At the Summit, business leaders will come together to advance specific public and private sector efforts that will significantly improve the lives of the world's poorest people. IGD will also launch a new program in collaboration with Dalberg Global Development Advisors called Frontier 100, which will connect frontier market CEOs from sectors with a high impact on poverty with CEOs of established global companies who want to engage in those markets.
These CEOs will benefit from exposure to each other's networks and will work together to leverage their companies' resources, not only to benefit their shareholders, but also to help lift people out of poverty. All members in the first group of frontier CEOs are from Africa; subsequent groups will come from other regions. Many of the frontier CEOs will attend the IGD National Summit.

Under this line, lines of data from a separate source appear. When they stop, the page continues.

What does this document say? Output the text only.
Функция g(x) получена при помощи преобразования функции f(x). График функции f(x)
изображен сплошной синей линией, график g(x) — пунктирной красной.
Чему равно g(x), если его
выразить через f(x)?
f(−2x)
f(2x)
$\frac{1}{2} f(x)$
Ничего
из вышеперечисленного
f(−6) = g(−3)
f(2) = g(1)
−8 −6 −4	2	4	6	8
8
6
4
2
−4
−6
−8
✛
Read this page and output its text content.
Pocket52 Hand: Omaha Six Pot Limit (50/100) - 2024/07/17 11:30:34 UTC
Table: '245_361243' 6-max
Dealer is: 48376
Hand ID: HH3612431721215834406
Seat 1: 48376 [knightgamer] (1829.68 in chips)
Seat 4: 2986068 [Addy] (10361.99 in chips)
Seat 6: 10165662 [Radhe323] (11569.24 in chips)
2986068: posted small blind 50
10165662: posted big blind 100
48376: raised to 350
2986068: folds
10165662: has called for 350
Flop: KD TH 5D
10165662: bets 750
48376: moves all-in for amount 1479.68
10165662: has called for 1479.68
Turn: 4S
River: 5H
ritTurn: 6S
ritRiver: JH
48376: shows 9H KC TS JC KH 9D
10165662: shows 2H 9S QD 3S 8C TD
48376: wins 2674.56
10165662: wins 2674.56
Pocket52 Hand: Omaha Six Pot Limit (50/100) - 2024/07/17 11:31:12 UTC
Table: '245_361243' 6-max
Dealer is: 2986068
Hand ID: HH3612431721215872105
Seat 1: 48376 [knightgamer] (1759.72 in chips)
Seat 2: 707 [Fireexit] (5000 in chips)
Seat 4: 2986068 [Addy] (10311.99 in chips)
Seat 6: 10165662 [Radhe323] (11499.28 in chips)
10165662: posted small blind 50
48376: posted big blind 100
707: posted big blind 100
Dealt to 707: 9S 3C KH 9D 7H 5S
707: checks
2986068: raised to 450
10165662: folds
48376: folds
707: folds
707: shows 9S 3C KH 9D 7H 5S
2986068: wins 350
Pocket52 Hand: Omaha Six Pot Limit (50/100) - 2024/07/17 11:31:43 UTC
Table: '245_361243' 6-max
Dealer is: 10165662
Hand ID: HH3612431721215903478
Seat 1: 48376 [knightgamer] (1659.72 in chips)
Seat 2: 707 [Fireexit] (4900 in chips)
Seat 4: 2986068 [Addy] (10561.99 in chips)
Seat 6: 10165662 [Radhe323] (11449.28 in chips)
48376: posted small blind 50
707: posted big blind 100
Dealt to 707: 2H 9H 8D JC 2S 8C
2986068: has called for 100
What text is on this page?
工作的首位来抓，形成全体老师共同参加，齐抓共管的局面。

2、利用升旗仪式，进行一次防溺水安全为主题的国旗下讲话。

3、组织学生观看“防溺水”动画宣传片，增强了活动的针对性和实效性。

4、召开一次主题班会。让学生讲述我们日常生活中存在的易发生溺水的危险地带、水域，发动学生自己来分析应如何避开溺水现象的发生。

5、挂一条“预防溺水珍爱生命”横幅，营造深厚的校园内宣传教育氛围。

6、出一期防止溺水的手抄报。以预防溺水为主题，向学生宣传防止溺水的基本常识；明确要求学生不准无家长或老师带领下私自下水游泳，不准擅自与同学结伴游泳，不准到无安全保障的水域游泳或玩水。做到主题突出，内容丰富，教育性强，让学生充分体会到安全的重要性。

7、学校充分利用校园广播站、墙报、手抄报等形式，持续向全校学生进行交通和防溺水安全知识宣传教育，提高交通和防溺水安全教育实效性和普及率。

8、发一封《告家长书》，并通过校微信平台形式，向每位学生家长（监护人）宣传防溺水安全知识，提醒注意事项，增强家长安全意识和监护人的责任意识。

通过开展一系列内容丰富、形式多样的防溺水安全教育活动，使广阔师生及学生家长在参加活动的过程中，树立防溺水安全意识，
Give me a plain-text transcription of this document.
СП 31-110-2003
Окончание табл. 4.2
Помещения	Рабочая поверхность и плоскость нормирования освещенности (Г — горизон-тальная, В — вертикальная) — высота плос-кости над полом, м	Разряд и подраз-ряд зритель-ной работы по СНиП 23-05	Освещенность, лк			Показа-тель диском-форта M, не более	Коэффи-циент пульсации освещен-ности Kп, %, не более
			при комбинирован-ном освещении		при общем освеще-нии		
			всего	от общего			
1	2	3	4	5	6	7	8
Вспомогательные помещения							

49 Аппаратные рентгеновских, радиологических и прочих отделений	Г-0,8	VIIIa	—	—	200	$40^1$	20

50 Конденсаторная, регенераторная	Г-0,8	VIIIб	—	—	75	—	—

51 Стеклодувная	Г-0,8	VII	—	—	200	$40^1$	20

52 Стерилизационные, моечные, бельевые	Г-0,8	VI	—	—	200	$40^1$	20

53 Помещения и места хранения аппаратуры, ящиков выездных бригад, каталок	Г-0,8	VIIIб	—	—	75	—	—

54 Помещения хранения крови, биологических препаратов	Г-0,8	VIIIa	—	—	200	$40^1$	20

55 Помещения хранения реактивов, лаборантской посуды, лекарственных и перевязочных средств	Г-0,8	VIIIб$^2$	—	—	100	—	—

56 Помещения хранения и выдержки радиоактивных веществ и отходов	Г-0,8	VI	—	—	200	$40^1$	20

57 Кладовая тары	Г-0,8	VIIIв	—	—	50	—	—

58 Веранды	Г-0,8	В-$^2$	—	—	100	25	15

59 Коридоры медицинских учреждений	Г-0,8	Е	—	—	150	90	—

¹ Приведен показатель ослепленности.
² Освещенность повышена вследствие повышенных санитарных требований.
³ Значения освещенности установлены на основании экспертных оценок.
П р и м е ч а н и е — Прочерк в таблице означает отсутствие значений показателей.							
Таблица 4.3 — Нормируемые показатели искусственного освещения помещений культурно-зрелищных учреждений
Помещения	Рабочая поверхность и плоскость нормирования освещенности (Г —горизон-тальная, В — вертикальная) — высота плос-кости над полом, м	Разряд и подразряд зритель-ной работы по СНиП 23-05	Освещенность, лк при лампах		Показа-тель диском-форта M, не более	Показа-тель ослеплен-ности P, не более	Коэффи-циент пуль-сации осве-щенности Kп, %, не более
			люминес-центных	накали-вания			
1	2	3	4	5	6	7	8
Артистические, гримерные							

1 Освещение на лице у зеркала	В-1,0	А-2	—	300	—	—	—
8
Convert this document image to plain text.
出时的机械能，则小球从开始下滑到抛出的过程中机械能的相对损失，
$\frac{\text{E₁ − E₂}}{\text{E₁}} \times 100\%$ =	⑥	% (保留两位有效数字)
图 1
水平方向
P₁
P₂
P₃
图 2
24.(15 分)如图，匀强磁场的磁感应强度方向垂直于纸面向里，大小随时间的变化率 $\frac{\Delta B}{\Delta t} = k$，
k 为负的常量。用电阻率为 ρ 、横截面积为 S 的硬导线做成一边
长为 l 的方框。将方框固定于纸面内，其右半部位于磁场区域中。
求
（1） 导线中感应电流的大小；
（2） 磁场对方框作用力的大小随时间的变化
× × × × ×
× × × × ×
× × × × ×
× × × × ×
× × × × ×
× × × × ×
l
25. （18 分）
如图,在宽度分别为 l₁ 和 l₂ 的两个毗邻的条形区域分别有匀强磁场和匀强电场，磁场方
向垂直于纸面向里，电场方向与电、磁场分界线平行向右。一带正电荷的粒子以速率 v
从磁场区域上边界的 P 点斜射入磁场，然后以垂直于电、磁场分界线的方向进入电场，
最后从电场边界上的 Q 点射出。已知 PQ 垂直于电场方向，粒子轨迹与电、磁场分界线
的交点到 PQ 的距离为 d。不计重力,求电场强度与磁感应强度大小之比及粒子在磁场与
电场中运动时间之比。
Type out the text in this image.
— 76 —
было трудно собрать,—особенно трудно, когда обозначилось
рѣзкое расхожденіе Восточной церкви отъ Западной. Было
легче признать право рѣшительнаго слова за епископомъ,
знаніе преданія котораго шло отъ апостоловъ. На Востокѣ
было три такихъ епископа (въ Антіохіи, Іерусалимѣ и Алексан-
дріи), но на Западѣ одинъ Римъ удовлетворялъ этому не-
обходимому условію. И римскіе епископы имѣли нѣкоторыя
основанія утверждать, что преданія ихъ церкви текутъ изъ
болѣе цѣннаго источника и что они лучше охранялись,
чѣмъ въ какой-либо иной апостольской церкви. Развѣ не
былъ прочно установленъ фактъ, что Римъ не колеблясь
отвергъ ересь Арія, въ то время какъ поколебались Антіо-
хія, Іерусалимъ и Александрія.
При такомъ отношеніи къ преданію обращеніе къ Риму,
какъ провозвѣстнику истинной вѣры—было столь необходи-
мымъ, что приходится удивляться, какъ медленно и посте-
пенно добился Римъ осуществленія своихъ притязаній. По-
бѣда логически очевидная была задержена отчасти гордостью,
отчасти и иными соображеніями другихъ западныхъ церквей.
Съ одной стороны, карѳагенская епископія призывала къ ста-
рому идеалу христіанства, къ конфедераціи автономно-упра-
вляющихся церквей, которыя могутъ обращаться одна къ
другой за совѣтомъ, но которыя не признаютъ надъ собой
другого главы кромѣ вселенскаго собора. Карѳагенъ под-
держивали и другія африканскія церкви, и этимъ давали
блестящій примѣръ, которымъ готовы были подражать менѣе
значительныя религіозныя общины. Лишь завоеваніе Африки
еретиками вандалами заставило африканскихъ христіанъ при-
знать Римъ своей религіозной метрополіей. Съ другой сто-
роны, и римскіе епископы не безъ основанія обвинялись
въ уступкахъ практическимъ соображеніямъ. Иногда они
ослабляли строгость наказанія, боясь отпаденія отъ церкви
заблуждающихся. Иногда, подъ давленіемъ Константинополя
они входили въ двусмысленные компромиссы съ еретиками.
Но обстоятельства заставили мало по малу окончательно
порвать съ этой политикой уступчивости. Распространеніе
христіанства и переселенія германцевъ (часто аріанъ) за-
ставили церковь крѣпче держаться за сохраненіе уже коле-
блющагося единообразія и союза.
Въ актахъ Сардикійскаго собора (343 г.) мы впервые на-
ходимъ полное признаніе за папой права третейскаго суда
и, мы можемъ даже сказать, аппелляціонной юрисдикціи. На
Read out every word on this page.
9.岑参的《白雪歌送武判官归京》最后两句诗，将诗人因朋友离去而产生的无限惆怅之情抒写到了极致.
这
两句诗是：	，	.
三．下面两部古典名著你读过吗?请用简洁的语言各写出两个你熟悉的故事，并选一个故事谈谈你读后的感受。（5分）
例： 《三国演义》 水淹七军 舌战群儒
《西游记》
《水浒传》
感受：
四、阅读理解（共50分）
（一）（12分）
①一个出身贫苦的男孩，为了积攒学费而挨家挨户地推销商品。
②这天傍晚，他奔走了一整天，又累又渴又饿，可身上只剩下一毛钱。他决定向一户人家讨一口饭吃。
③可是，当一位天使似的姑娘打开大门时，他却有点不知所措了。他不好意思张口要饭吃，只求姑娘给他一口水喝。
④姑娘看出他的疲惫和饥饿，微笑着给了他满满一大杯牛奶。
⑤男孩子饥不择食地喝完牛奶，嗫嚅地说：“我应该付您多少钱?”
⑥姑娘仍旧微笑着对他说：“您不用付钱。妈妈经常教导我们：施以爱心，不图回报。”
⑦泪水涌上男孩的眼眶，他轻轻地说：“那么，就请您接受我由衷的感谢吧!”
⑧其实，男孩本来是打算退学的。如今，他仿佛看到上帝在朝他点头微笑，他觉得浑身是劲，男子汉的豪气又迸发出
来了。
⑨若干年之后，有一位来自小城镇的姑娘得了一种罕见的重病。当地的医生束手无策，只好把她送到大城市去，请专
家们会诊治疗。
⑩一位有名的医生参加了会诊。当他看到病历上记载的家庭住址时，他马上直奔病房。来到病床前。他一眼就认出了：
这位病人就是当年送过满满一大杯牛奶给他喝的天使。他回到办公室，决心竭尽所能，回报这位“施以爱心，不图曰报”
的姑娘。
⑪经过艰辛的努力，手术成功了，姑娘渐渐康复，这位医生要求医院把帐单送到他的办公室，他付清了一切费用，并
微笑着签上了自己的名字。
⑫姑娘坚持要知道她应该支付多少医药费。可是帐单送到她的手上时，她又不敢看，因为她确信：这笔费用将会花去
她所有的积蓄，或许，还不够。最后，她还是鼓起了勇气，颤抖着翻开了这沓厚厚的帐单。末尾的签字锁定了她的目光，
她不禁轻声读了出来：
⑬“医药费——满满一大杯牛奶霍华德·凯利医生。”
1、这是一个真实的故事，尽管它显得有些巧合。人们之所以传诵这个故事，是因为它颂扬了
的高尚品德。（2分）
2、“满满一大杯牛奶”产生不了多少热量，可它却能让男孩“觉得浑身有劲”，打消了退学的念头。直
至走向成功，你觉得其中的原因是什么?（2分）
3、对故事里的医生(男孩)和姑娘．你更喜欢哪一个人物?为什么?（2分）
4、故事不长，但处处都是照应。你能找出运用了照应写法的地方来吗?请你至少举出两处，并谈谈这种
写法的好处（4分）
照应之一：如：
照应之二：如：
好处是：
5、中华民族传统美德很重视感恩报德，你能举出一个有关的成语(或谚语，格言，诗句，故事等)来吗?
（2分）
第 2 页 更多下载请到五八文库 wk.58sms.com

Summit speakers include: Jeff Immelt, Chairman & CEO, General Electric; Neville Isdell, Former Chairman & CEO, The Coca-Cola Company; Terry McGraw, Chairman, President & CEO, The McGraw-Hill Companies; Farooq Kathwari, Chairman & CEO, Ethan Allen Interiors, Inc.; Sally Jewell, President & CEO, Recreational Equipment, Inc.; and Tim Solso, Chairman & CEO, Cummins, Inc.
Global poverty is at the root of many of the world's greatest challenges, and IGD believes that dramatically reducing it is one of the most powerful steps we can take in creating a better future. Trade alone cannot work. Aid alone is not enough. Private investment is critical but insufficient on its own. These efforts must work together to have real impact, and improved U.S. policies can bring them into better alignment to have an exponential effect on economic development and poverty reduction. Government and business leaders must also develop new partnership models and leverage the strengths of both the public and private sectors.